Guernsey's position is reinforced by the fact that the IMF judged the Island to have high levels of compliance with the international standards against which it is assessed, including the Financial Action Task Force 40 Recommendations on money laundering and 9 Special Recommendations on terrorist financing.
The 9/11 attacks also ushered in a new focus on tax transparency and Guernsey signed its first Tax Information Exchange Agreement (TIEA) with the US in 2002. The other major global event of the last decade was the financial crisis of 2007/8 and this also proved to be the catalyst for further scrutiny of such arrangements.
Guernsey's proactive stance meant that it was within the first wave of jurisdictions placed on the OECD 'white list' at the conclusion of the G20 summit in London, April 2009. The Island has continued with this approach and earlier this year the OECD endorsed our continued commitment to tax transparency and exchange of information.
We have now signed TIEAs with 29 jurisdictions globally, including recently Argentina which is our second with a Latin American country following on from Mexico earlier this year. While we look to extend this network, the local authorities are also pursuing the Island's removal from (mainly outdated but still operational) 'blacklists' and the potential for Double Taxation Agreements (DTAs).

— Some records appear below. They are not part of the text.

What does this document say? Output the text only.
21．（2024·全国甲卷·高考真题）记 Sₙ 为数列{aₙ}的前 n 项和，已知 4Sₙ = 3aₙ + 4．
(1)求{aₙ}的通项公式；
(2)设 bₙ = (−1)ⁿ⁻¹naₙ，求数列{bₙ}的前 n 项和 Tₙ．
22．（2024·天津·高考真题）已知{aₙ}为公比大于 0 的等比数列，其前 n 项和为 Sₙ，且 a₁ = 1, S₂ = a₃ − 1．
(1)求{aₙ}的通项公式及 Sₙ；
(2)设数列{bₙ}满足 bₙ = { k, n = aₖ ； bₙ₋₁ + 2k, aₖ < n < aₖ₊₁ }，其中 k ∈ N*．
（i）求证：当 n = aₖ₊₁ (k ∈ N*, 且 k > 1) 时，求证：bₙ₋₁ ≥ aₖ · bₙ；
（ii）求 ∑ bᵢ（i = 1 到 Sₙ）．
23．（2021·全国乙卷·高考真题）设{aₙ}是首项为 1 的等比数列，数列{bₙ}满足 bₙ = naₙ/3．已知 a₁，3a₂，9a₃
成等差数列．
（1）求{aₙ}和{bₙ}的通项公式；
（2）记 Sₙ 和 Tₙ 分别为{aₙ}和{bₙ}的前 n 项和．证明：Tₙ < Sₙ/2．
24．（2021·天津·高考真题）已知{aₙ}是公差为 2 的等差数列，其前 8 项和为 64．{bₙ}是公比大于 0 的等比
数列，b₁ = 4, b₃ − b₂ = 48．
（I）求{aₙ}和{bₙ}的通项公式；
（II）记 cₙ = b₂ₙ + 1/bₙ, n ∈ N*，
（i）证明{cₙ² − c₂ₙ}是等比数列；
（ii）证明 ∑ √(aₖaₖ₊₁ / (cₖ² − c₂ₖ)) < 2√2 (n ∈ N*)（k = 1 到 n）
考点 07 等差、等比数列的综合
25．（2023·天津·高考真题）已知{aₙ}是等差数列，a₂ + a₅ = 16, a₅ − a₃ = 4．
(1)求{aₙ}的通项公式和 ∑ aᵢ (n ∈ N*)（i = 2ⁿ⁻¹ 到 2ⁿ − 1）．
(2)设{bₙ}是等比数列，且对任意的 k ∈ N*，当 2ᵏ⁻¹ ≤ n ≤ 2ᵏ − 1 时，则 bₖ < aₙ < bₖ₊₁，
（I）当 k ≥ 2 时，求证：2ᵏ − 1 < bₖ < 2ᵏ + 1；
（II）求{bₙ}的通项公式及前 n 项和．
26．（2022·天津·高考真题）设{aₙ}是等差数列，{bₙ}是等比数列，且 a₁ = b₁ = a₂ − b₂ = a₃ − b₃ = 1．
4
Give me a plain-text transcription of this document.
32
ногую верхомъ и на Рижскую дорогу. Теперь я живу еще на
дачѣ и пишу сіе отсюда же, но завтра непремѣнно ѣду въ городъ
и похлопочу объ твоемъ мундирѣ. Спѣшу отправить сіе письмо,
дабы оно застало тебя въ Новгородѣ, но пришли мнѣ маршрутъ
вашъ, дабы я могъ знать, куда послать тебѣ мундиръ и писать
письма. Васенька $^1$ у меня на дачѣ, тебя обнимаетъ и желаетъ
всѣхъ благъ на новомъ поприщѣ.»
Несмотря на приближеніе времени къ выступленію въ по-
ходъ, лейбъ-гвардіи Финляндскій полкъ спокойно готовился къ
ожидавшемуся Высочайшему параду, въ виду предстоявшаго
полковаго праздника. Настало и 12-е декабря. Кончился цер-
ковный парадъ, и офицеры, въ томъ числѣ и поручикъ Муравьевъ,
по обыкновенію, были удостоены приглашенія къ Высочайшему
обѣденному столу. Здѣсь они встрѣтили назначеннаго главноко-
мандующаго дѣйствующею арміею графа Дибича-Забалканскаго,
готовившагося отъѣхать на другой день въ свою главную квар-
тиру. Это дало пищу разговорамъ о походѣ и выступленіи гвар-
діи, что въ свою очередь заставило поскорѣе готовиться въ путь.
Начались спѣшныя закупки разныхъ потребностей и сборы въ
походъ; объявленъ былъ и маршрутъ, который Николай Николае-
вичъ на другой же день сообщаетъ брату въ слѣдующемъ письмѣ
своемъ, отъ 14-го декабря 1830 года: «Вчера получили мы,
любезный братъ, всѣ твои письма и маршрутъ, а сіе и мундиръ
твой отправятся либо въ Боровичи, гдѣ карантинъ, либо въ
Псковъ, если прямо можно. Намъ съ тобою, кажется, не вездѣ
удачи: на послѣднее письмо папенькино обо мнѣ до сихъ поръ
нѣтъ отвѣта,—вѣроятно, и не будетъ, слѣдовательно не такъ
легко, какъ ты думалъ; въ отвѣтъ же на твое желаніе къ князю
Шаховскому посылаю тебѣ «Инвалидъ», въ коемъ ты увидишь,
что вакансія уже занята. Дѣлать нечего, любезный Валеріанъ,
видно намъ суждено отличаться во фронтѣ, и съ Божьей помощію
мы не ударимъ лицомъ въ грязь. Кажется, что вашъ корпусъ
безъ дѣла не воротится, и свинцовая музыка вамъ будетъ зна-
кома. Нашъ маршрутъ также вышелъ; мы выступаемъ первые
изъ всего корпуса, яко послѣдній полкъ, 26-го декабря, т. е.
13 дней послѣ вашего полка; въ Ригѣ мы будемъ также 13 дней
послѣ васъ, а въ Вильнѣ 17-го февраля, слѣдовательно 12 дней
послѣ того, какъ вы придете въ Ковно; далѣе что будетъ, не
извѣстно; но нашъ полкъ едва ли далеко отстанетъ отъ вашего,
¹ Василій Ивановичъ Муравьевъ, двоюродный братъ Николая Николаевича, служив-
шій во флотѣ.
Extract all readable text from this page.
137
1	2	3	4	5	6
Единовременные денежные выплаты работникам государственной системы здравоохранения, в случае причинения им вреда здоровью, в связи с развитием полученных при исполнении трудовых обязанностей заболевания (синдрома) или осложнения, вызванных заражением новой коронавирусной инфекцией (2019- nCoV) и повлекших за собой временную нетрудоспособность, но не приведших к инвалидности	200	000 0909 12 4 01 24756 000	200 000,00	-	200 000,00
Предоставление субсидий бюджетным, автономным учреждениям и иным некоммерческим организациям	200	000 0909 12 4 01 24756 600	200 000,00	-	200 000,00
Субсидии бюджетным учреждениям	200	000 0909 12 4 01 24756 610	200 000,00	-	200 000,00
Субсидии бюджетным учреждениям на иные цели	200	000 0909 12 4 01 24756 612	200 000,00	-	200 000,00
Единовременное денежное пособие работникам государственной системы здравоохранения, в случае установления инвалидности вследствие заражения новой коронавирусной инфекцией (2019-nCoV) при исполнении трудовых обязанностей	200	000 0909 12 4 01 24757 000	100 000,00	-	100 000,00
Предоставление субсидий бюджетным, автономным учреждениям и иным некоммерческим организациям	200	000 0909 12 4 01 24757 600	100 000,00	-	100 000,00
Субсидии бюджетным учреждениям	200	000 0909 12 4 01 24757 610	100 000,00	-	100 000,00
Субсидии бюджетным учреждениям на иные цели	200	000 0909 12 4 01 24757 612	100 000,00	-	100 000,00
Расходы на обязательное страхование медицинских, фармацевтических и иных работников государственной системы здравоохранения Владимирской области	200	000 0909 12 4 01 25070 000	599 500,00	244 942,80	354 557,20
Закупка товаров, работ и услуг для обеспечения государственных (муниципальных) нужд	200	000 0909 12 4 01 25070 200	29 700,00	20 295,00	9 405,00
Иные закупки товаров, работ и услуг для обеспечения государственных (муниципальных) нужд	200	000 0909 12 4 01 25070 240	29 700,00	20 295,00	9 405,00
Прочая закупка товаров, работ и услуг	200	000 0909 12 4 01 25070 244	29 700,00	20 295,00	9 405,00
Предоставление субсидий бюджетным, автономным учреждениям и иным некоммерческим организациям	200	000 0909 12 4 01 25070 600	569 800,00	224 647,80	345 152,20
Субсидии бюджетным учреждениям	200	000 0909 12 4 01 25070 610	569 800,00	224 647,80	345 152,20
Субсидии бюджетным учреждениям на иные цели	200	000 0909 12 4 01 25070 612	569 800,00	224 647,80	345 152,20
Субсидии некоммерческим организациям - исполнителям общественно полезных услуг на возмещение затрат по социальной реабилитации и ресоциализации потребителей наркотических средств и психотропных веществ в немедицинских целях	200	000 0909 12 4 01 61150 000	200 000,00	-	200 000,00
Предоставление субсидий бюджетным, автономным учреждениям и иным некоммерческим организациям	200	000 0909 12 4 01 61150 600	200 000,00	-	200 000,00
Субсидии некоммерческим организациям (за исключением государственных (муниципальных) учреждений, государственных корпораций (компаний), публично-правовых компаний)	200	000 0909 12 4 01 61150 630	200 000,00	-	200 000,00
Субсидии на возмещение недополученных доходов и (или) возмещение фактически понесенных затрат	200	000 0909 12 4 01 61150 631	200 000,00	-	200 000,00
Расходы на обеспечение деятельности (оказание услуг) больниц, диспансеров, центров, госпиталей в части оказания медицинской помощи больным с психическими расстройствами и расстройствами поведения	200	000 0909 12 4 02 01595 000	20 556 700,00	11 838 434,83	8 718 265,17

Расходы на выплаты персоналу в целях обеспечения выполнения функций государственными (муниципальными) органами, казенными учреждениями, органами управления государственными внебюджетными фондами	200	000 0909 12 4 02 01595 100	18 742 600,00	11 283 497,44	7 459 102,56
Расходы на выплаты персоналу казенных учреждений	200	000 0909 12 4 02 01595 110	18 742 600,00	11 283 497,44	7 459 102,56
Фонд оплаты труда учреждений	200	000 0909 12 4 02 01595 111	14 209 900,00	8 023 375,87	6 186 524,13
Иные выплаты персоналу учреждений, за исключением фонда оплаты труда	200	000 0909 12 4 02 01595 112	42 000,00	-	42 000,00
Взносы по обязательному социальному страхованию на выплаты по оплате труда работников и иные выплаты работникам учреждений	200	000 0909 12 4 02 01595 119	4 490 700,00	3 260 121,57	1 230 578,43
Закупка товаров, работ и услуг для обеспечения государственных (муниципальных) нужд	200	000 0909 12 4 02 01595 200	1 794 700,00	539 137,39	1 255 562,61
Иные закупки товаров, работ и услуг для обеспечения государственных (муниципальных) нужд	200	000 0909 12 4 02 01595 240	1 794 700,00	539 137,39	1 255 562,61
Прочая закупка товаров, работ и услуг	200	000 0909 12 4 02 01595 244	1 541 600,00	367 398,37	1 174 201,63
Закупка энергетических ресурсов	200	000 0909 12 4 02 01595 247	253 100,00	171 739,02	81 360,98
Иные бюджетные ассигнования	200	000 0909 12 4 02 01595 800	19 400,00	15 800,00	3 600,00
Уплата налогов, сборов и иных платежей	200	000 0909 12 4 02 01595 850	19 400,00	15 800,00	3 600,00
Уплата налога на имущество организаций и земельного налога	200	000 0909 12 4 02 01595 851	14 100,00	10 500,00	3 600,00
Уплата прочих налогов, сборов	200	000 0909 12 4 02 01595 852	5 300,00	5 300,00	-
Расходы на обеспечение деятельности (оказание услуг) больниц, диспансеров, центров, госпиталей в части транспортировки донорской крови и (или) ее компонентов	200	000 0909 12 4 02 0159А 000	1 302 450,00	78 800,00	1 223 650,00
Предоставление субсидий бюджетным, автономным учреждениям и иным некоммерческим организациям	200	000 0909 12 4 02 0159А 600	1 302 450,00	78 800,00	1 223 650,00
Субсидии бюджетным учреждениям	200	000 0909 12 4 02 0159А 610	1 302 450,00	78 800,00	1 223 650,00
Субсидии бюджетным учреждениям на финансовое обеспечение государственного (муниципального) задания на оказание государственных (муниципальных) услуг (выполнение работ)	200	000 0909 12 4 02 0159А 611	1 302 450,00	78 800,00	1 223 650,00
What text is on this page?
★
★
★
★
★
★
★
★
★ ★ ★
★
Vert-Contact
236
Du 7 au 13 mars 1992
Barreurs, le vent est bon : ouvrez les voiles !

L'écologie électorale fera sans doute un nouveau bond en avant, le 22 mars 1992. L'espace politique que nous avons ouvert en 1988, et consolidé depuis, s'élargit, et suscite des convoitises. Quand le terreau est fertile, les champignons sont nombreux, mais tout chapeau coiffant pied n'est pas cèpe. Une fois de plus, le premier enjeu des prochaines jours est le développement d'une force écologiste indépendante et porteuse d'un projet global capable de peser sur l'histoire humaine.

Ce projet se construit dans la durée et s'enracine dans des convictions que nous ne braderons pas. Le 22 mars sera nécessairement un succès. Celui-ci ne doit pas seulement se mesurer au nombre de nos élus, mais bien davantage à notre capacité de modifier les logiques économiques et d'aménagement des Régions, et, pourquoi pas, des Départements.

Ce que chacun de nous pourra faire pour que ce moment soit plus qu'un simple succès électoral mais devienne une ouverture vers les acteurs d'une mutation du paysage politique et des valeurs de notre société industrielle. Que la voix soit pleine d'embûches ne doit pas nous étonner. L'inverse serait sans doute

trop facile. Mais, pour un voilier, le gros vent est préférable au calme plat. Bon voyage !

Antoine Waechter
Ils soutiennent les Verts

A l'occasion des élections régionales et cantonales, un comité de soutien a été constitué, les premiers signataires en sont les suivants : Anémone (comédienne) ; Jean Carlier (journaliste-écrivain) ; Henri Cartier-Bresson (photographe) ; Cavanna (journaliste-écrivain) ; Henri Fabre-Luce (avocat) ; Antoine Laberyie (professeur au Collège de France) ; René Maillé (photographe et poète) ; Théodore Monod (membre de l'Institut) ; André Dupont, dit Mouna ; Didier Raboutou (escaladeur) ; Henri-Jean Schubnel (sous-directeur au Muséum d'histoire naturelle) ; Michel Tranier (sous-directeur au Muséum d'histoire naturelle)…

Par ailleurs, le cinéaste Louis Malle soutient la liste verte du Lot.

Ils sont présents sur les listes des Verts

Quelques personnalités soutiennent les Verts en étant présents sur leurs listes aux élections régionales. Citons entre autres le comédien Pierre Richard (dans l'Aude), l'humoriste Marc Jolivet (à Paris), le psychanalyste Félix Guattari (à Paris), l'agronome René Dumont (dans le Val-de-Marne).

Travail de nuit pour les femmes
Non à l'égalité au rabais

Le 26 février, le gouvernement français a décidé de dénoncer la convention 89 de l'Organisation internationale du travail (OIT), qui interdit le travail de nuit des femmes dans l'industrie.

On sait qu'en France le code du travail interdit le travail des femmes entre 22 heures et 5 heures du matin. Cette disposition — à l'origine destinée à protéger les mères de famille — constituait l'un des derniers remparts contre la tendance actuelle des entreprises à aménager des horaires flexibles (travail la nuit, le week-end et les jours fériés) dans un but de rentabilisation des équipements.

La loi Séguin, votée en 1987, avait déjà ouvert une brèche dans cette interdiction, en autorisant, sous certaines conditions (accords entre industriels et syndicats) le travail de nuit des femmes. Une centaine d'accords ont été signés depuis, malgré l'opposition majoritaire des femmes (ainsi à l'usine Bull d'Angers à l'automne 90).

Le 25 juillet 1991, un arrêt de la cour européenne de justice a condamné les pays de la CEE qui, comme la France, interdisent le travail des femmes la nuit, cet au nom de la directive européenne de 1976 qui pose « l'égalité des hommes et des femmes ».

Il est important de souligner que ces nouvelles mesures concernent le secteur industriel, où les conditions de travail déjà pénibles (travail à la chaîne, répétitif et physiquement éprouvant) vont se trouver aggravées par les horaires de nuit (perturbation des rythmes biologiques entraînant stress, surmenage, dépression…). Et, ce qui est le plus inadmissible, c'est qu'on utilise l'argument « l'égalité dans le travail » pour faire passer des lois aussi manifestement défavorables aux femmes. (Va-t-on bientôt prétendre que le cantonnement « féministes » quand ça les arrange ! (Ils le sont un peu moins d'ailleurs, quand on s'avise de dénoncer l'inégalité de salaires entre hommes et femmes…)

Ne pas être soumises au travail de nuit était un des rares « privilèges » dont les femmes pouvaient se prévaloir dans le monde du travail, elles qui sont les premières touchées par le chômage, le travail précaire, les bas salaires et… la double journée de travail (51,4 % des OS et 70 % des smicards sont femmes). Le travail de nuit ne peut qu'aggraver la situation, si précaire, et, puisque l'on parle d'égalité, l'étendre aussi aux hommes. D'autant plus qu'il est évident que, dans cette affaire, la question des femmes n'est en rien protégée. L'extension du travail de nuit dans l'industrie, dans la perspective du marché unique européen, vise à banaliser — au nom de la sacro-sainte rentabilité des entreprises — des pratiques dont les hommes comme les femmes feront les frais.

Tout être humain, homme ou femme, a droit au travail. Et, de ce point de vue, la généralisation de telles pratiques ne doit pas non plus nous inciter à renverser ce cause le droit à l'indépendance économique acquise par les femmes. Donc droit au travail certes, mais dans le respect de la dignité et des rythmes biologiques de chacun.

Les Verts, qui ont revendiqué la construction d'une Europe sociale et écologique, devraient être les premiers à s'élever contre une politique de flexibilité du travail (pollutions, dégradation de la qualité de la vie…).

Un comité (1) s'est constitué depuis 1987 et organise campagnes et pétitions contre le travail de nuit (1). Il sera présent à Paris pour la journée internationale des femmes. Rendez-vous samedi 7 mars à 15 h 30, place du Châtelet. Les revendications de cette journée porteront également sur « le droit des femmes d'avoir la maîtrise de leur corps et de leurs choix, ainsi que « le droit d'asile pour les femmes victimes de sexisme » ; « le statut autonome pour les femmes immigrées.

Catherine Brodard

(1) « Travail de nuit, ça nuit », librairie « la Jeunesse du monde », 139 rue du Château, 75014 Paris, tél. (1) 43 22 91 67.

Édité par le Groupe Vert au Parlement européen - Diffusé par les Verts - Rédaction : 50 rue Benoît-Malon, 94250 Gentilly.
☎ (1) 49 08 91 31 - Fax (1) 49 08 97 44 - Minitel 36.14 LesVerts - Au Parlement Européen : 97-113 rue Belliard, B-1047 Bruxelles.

In addition, financial institutions in Guernsey were given a window from 1st January 2011 to 1st July 2011 for moving to automatic exchange of information as part of equivalent measures the Island adopts in relation to the EU Saving Tax Directive.
The right conclusion
This continuing work to maintain and enhance Guernsey's reputation internationally places the Island in a very strong position. However, we are currently facing challenges in a variety of guises, for example the corporate tax regimes of the Crown Dependencies have come under scrutiny from the EU.
Having said that, we have also been challenged many times in the past and the Island has always proved more than capable of adapting to survive and in the case of corporate tax, we are committed to maintaining a regime which is both internationally compliant but also competitive.
It is in recognition of such developments that the Island has stepped up its representation within the corridors of power in both the UK and also the EU, where we have joined forces with Jersey to establish a Channel Islands Brussels Office (CIBO). In short, Guernsey is continuing to take steps to ensure that it remains an attractive domicile for trust and estate clients going forward.
We are conscious of the past and the present but very much have our eyes fixed on the future.